Intel’s new “Loihi” chip holds a million artificial neurons, six times more than the company’s previous most densely populated version, on a silicon wafer the size of a small fingernail.
Those million digital neurons are linked to each other through 120 million connections.
That leap in capacity is crucial in developing the electronic brains that eventually will enable robots to see and navigate autonomously through their surroundings, touch, and even smell.
For example, Intel’s engineers trained a first-generation Loihi chip to detect the odors of 10 hazardous chemicals, such as acetone and ammonia, in a stew of compounds.
The chip was able to correctly identify each scent after only one exposure; conventional machine learning would have required a computer to be shown 3,000 samples before gaining a perfect score, the research team calculated.
At Los Alamos National Laboratory, scientists tested Loihi’s ability to learn from its mistakes as it figured out how to identify a set of handwritten numerals. The chip accomplished the task as quickly as an artificial intelligence program but used only one-hundredth of the AI’s needed power to do so.

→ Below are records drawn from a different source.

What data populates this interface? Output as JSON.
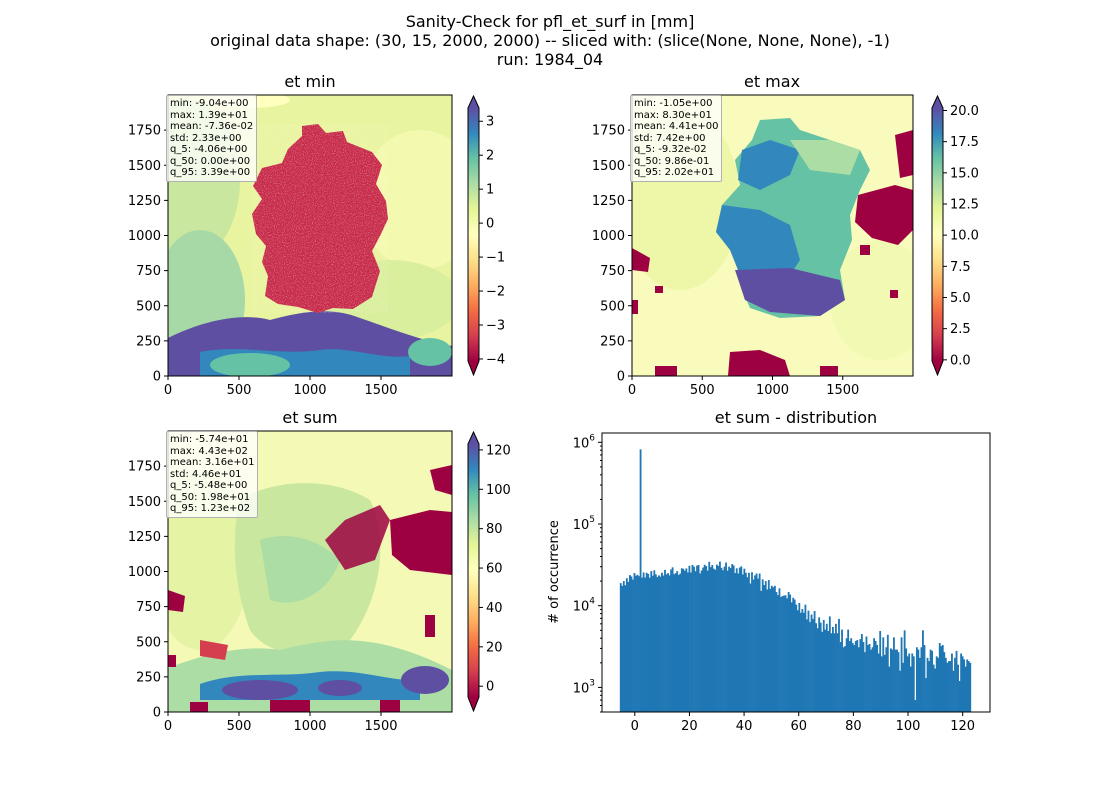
{
  "suptitle": {
    "line1": "Sanity-Check for pfl_et_surf in [mm]",
    "line2": "original data shape: (30, 15, 2000, 2000) -- sliced with: (slice(None, None, None), -1)",
    "line3": "run: 1984_04"
  },
  "colormap": "Spectral",
  "chart_data": [
    {
      "type": "heatmap",
      "title": "et min",
      "xlim": [
        0,
        2000
      ],
      "ylim": [
        0,
        2000
      ],
      "xticks": [
        0,
        500,
        1000,
        1500
      ],
      "yticks": [
        0,
        250,
        500,
        750,
        1000,
        1250,
        1500,
        1750
      ],
      "colorbar": {
        "range": [
          -4.06,
          3.39
        ],
        "ticks": [
          -4,
          -3,
          -2,
          -1,
          0,
          1,
          2,
          3
        ],
        "tick_labels": [
          "−4",
          "−3",
          "−2",
          "−1",
          "0",
          "1",
          "2",
          "3"
        ],
        "extend": "both"
      },
      "stats": [
        "min: -9.04e+00",
        "max: 1.39e+01",
        "mean: -7.36e-02",
        "std: 2.33e+00",
        "q_5: -4.06e+00",
        "q_50: 0.00e+00",
        "q_95: 3.39e+00"
      ]
    },
    {
      "type": "heatmap",
      "title": "et max",
      "xlim": [
        0,
        2000
      ],
      "ylim": [
        0,
        2000
      ],
      "xticks": [
        0,
        500,
        1000,
        1500
      ],
      "yticks": [
        0,
        250,
        500,
        750,
        1000,
        1250,
        1500,
        1750
      ],
      "colorbar": {
        "range": [
          -0.0932,
          20.2
        ],
        "ticks": [
          0,
          2.5,
          5,
          7.5,
          10,
          12.5,
          15,
          17.5,
          20
        ],
        "tick_labels": [
          "0.0",
          "2.5",
          "5.0",
          "7.5",
          "10.0",
          "12.5",
          "15.0",
          "17.5",
          "20.0"
        ],
        "extend": "both"
      },
      "stats": [
        "min: -1.05e+00",
        "max: 8.30e+01",
        "mean: 4.41e+00",
        "std: 7.42e+00",
        "q_5: -9.32e-02",
        "q_50: 9.86e-01",
        "q_95: 2.02e+01"
      ]
    },
    {
      "type": "heatmap",
      "title": "et sum",
      "xlim": [
        0,
        2000
      ],
      "ylim": [
        0,
        2000
      ],
      "xticks": [
        0,
        500,
        1000,
        1500
      ],
      "yticks": [
        0,
        250,
        500,
        750,
        1000,
        1250,
        1500,
        1750
      ],
      "colorbar": {
        "range": [
          -5.48,
          123
        ],
        "ticks": [
          0,
          20,
          40,
          60,
          80,
          100,
          120
        ],
        "tick_labels": [
          "0",
          "20",
          "40",
          "60",
          "80",
          "100",
          "120"
        ],
        "extend": "both"
      },
      "stats": [
        "min: -5.74e+01",
        "max: 4.43e+02",
        "mean: 3.16e+01",
        "std: 4.46e+01",
        "q_5: -5.48e+00",
        "q_50: 1.98e+01",
        "q_95: 1.23e+02"
      ]
    },
    {
      "type": "bar",
      "title": "et sum - distribution",
      "ylabel": "# of occurrence",
      "yscale": "log",
      "xlim": [
        -12,
        130
      ],
      "ylim": [
        500,
        1300000
      ],
      "xticks": [
        0,
        20,
        40,
        60,
        80,
        100,
        120
      ],
      "yticks": [
        1000,
        10000,
        100000,
        1000000
      ],
      "ytick_labels": [
        [
          "10",
          "3"
        ],
        [
          "10",
          "4"
        ],
        [
          "10",
          "5"
        ],
        [
          "10",
          "6"
        ]
      ],
      "bar_color": "#1f77b4",
      "bin_range": [
        -5.48,
        123
      ],
      "values": [
        18900,
        17500,
        20000,
        17800,
        21700,
        19600,
        23700,
        22800,
        20900,
        25100,
        23300,
        23900,
        23000,
        820000,
        22100,
        25500,
        22100,
        25300,
        24500,
        22000,
        26500,
        23300,
        27100,
        24200,
        22400,
        23500,
        22700,
        25300,
        23400,
        27400,
        24200,
        25000,
        23500,
        27800,
        29500,
        24300,
        25000,
        26500,
        23800,
        24700,
        28700,
        28300,
        26800,
        28600,
        25500,
        30800,
        25500,
        31600,
        30100,
        26500,
        31000,
        31500,
        24800,
        27000,
        29300,
        31700,
        30500,
        26900,
        34400,
        29700,
        31500,
        28400,
        27500,
        31800,
        30700,
        34700,
        29100,
        27200,
        30100,
        33800,
        26900,
        30100,
        28900,
        32300,
        31100,
        25100,
        28700,
        24800,
        29300,
        30300,
        24100,
        28400,
        25300,
        22300,
        25300,
        18700,
        25700,
        20900,
        23500,
        24800,
        21500,
        24700,
        15200,
        21000,
        17900,
        20000,
        15800,
        20600,
        16100,
        17500,
        16800,
        17500,
        14700,
        13500,
        16300,
        12800,
        13100,
        13300,
        13400,
        12300,
        14700,
        13700,
        11000,
        12500,
        11900,
        10300,
        8800,
        10800,
        8200,
        9100,
        8200,
        10300,
        6800,
        8700,
        6300,
        7800,
        6900,
        8600,
        6100,
        5300,
        7200,
        6200,
        4800,
        6700,
        5100,
        6000,
        4900,
        7400,
        4600,
        5500,
        4600,
        6000,
        4600,
        6900,
        3600,
        5100,
        3100,
        3200,
        4000,
        5100,
        3700,
        4000,
        3500,
        3300,
        3700,
        3800,
        3100,
        3900,
        4500,
        3600,
        2700,
        4200,
        3300,
        3400,
        2900,
        3100,
        4000,
        3700,
        3300,
        2600,
        4900,
        2400,
        4100,
        2500,
        3100,
        4400,
        1800,
        3000,
        2900,
        4100,
        2900,
        2900,
        2700,
        1600,
        4100,
        2000,
        5000,
        3000,
        2400,
        2600,
        1800,
        2600,
        2400,
        700,
        3100,
        2900,
        2300,
        3100,
        5000,
        3300,
        1300,
        2300,
        2100,
        2900,
        2800,
        1900,
        1700,
        2400,
        2300,
        3500,
        3200,
        3300,
        2700,
        2300,
        2000,
        2100,
        2100,
        2600,
        1600,
        2300,
        2800,
        1900,
        1200,
        2600,
        2400,
        2200,
        1800,
        2200,
        2100,
        2000
      ]
    }
  ]
}
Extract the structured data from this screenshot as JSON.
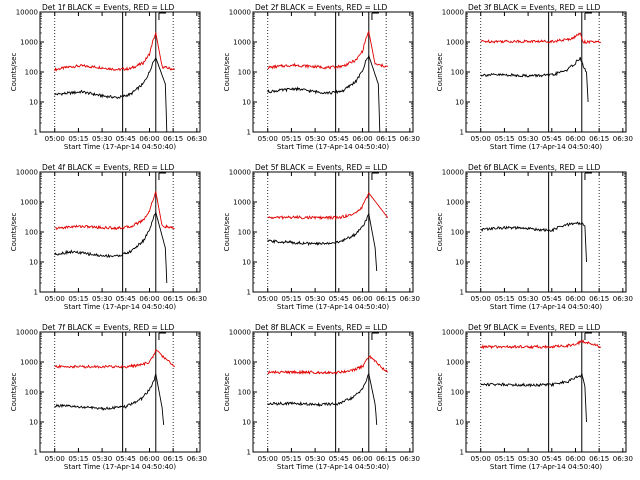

Neuromorphic chips from BrainChip, Intel, Synsense, and others also might help scientists gain insight into the workings of the brain; unlike artificial intelligence, neuromorphic chips make visible their electronic patterns of thought and perception, enabling scientists to record the flow and pattern of signals.
TRENDPOST: Neuromorphic computing progress is gaining speed. In a new paper, Samsung engineers, working with researchers at Harvard University, have suggested a way to record electronic patterns in human brains and “paste” them directly into neuromorphic chips.
While the chips would not become self-aware, they could faithfully mimic human brain patterns, such as the ways in which sight or sound is processed.
TREND FORECAST: Clusters of neuromorphic chips will make up the brains of new generations of autonomous robots, allowing them to see, hear, smell, touch, and process at speeds approaching that of the human brain, making those robots seem more like living beings instead of machines.